The brewery produces both bottled and keg beers, and its beer is on tap in a few bars in Palma. It makes five different beers: the original three, Blat, a Belgian-style wheat beer and the brewery’s best-seller (“It wouldn’t be a beer I would have done as a homebrewer, but this is a business, you’ve got to brew the beer people will buy, not the one you like,” Miquel says); Broll, a Pale Ale (“sales are growing, and if in one or two years we sell more of the pale ale it will be mission accomplished!”), and Bram, an amber ale, “difficult to sell in Mallorca, people see dark beers, they’re a bit taken aback,” plus, now, a porter, made just twice a year with English malt from Crisp of East Anglia, a fine, deep ruby-brown drink with chocolate and coffee in the depths, and Llop, Catalan for “wolf,” an IPA that Miquel confesses began as an accident after they over-hopped a batch of the amber ale. Miquel and his team decided to dry-hop the beer as well before releasing it, and it found enough of an audience for them to have brewed more batches since.
“For me it’s the best one we’ve got,” he says. Most of the malt, except for the porter, comes from Weyermann in Germany via the Spanish mainland: “there’s plenty of barley in Spain, but the maltsters are owned by the big companies, so you can’t buy it even if you wanted to,” Miquel says. All the bottles carry a full list of the malt and hop varieties found in the beer.

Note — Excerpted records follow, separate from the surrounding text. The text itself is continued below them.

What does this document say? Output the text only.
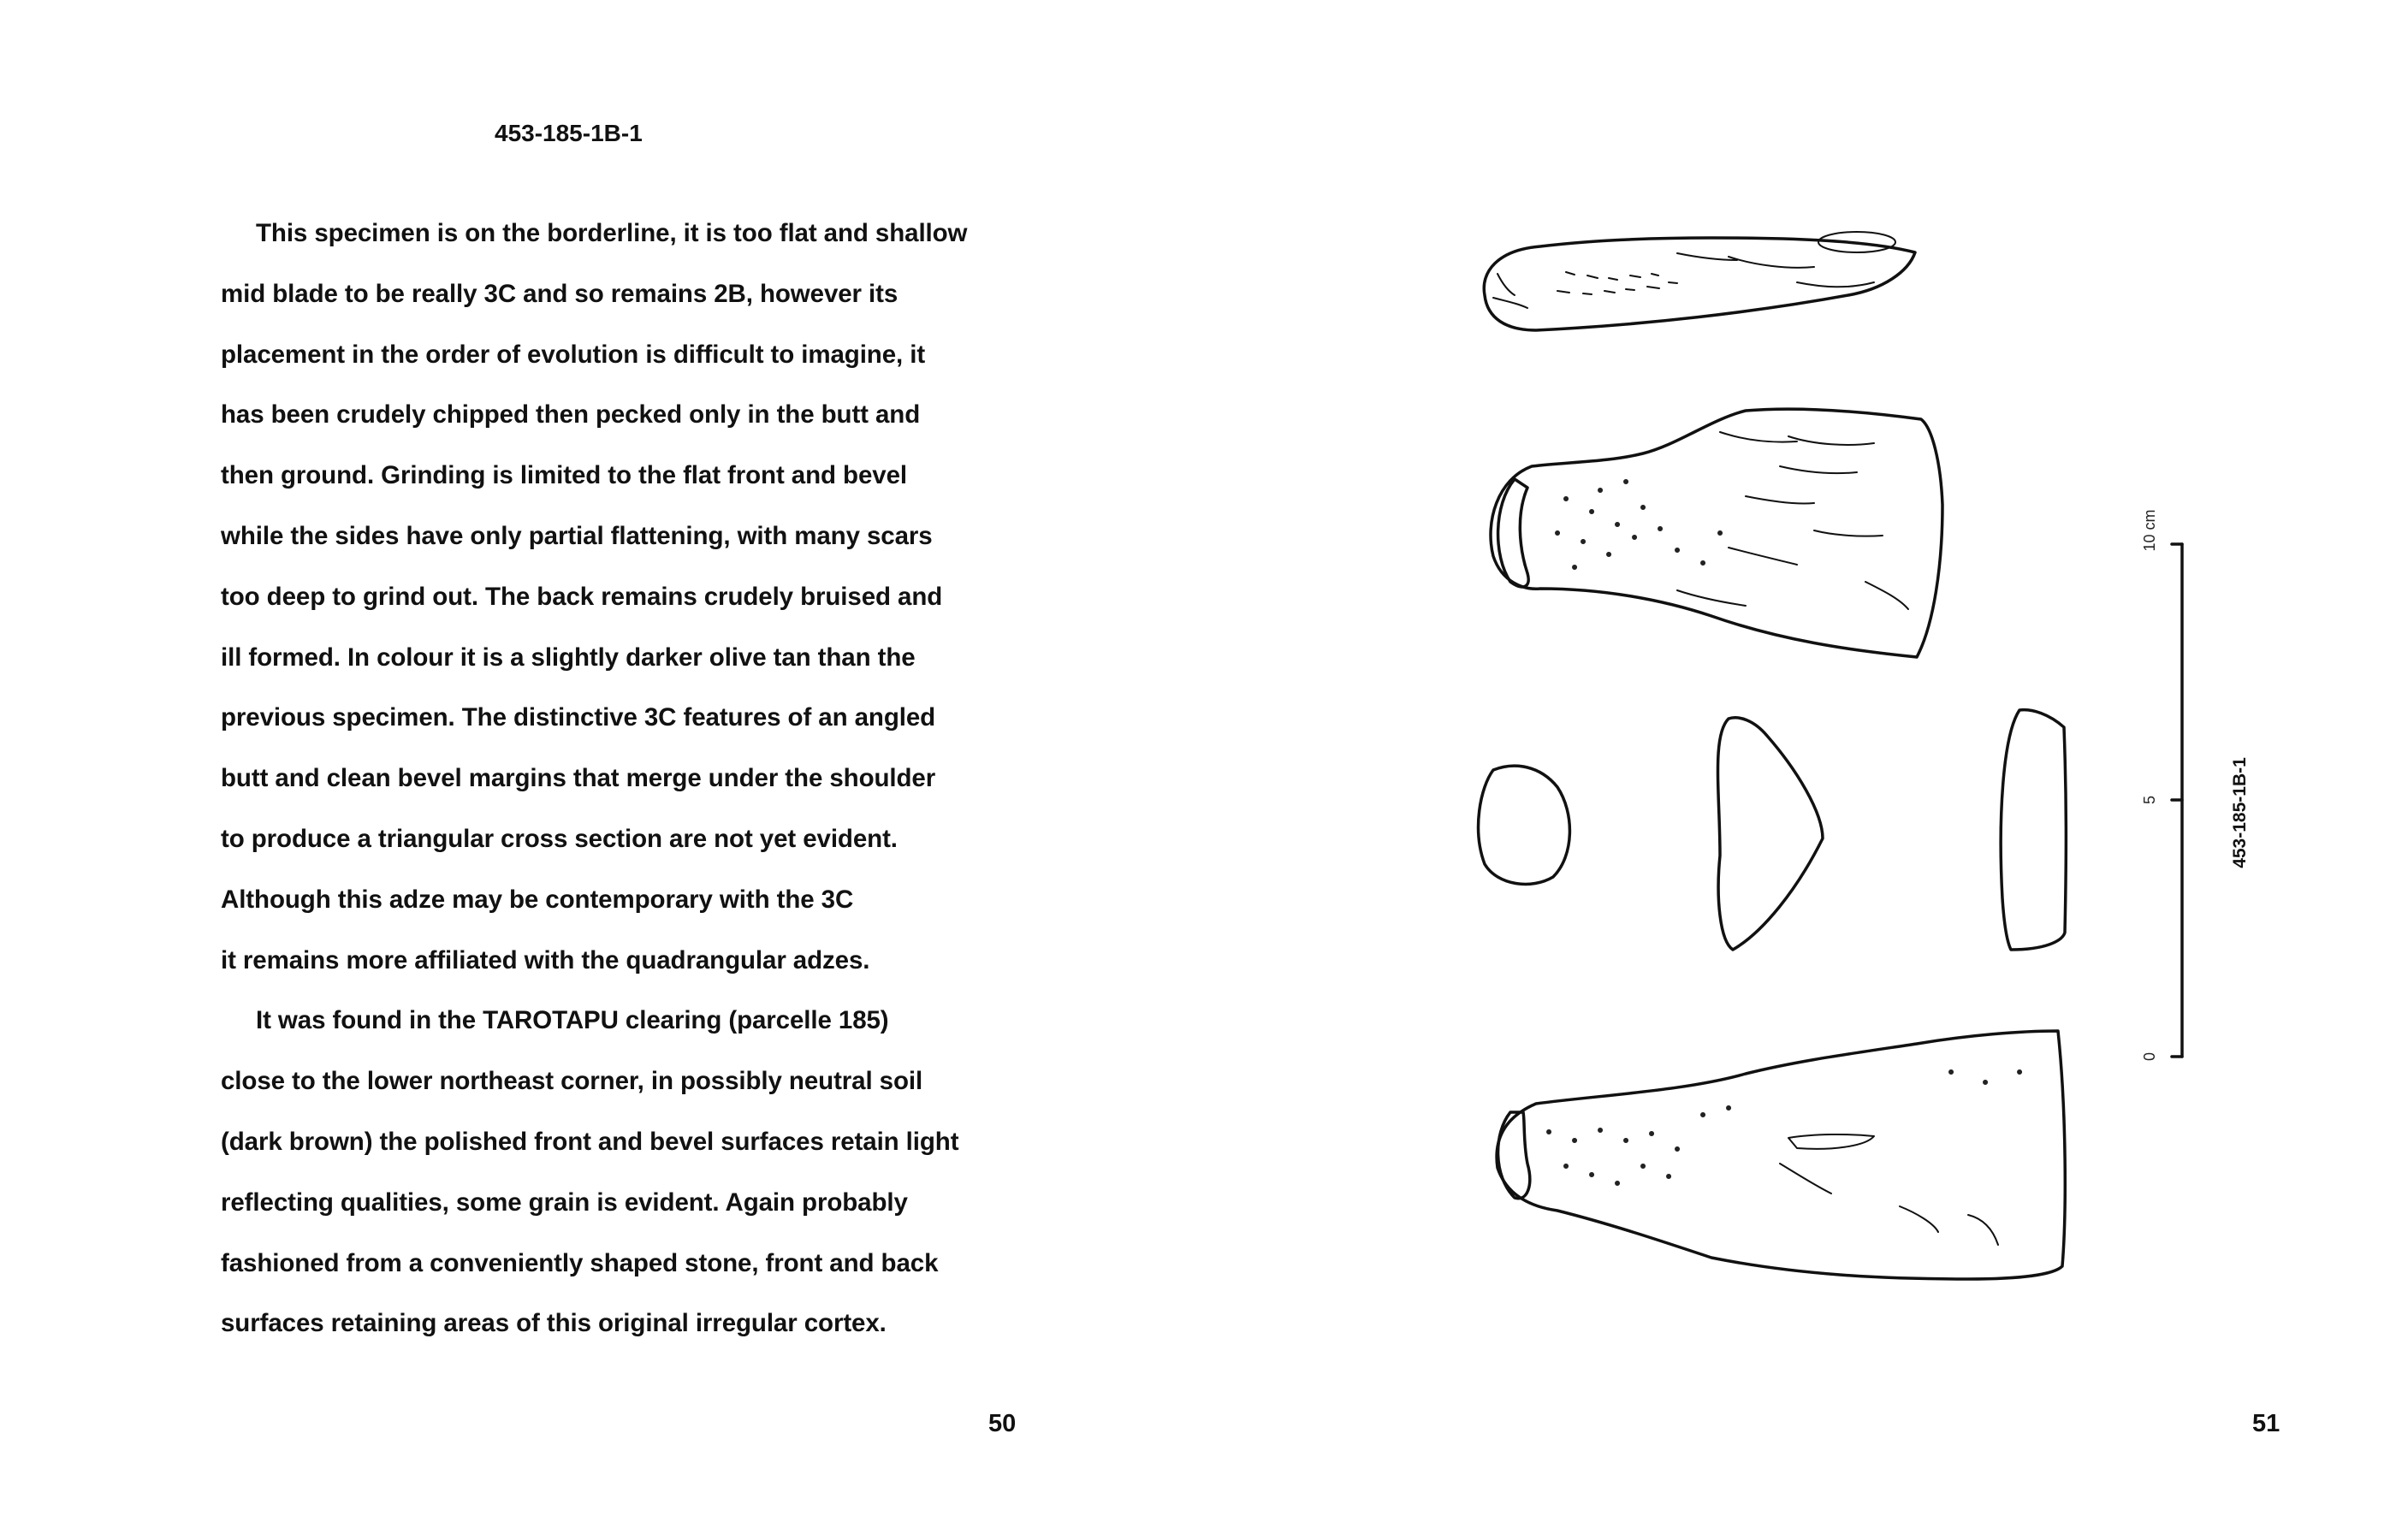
453-185-1B-1
This specimen is on the borderline, it is too flat and shallow
mid blade to be really 3C and so remains 2B, however its
placement in the order of evolution is difficult to imagine, it
has been crudely chipped then pecked only in the butt and
then ground. Grinding is limited to the flat front and bevel
while the sides have only partial flattening, with many scars
too deep to grind out. The back remains crudely bruised and
ill formed. In colour it is a slightly darker olive tan than the
previous specimen. The distinctive 3C features of an angled
butt and clean bevel margins that merge under the shoulder
to produce a triangular cross section are not yet evident.
Although this adze may be contemporary with the 3C
it remains more affiliated with the quadrangular adzes.
It was found in the TAROTAPU clearing (parcelle 185)
close to the lower northeast corner, in possibly neutral soil
(dark brown) the polished front and bevel surfaces retain light
reflecting qualities, some grain is evident. Again probably
fashioned from a conveniently shaped stone, front and back
surfaces retaining areas of this original irregular cortex.
50
0
5
10 cm
453-185-1B-1
51
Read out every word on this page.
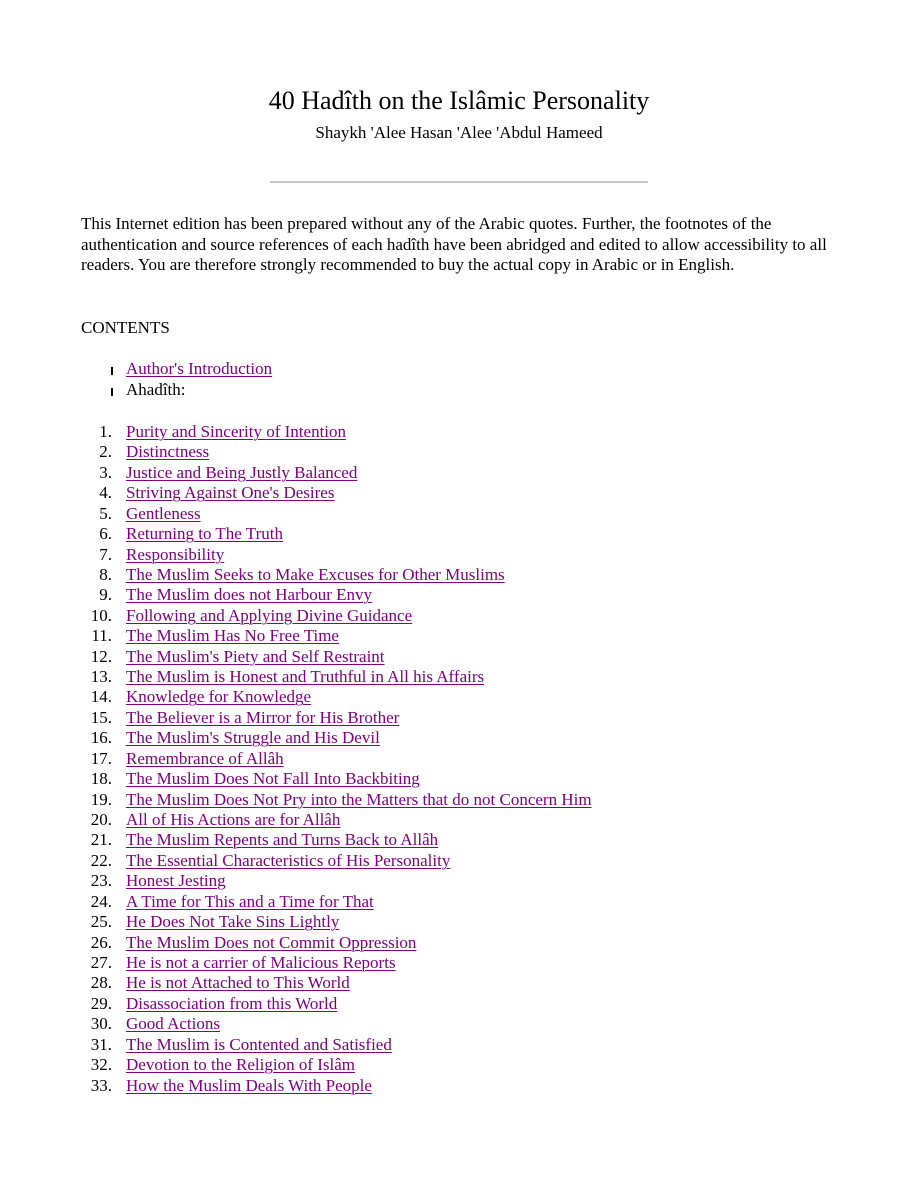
40 Hadîth on the Islâmic Personality
Shaykh 'Alee Hasan 'Alee 'Abdul Hameed

This Internet edition has been prepared without any of the Arabic quotes. Further, the footnotes of the authentication and source references of each hadîth have been abridged and edited to allow accessibility to all readers. You are therefore strongly recommended to buy the actual copy in Arabic or in English.

CONTENTS

Author's Introduction
Ahadîth:
1. Purity and Sincerity of Intention
2. Distinctness
3. Justice and Being Justly Balanced
4. Striving Against One's Desires
5. Gentleness
6. Returning to The Truth
7. Responsibility
8. The Muslim Seeks to Make Excuses for Other Muslims
9. The Muslim does not Harbour Envy
10. Following and Applying Divine Guidance
11. The Muslim Has No Free Time
12. The Muslim's Piety and Self Restraint
13. The Muslim is Honest and Truthful in All his Affairs
14. Knowledge for Knowledge
15. The Believer is a Mirror for His Brother
16. The Muslim's Struggle and His Devil
17. Remembrance of Allâh
18. The Muslim Does Not Fall Into Backbiting
19. The Muslim Does Not Pry into the Matters that do not Concern Him
20. All of His Actions are for Allâh
21. The Muslim Repents and Turns Back to Allâh
22. The Essential Characteristics of His Personality
23. Honest Jesting
24. A Time for This and a Time for That
25. He Does Not Take Sins Lightly
26. The Muslim Does not Commit Oppression
27. He is not a carrier of Malicious Reports
28. He is not Attached to This World
29. Disassociation from this World
30. Good Actions
31. The Muslim is Contented and Satisfied
32. Devotion to the Religion of Islâm
33. How the Muslim Deals With People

The first stage, Miquel says, was to make sure they were happy with the standard of the beers they were making. The next stage, which they are working on now, is “to be easy to find. People come here, they try the beers, they like it, and they ask, ‘where can be get hold of our beer,’ and that’s the difficult question. The most difficult part is distribution.”
The Mallorcan palate skews towards lighter styles, although amber ales and porters are catching on.
As news about Beer Lovers spreads, Miquel is also finding holidaying brewers from Denmark, Germany and other countries – and beer writers like me – arrive on the brewery doorstep. The brewery is open to the public on Fridays and Saturdays, when Miquel and his team showcase the suitability of their beers to be matched with food. They certainly match extremely well: right after my visit to the brewery I had a lunch of gambas (prawns) in a garlicky, buttery sauce with a bottle of Broll in a restaurant 100 or so yards away that was a marvellous combination.
Mallorca is still short of good craft beer bars, but one not to be missed if you’re in Palma is the island’s oldest, Lórien, a small, dark, hidden-away place, now 25 years old, and run by the friendly and knowledgeable Pep Joan: the beers on draft when I was there included examples from Italy, mainland Spain (from Pamplona, an excellent sour wheat beer, though definitely not the “hefeweizen” it claimed to be) and Ireland. It also sells excellent llonguets, the Mallorcan version of a sandwich. Two others in Palma are Guirigall, in Carrer d’En Brossa, close to Lórien, quieter and a locals’ favourite, and Atomic Garden in Carrer de Borguny, whose recent beers include brews from Mikkeller, To Øl, Rogue Ales and Edge Brewing from Barcelona. Outside Palma, La Birreria in Carrer del Temple, Pollença, flies the flag for craft beer in the far north of the island.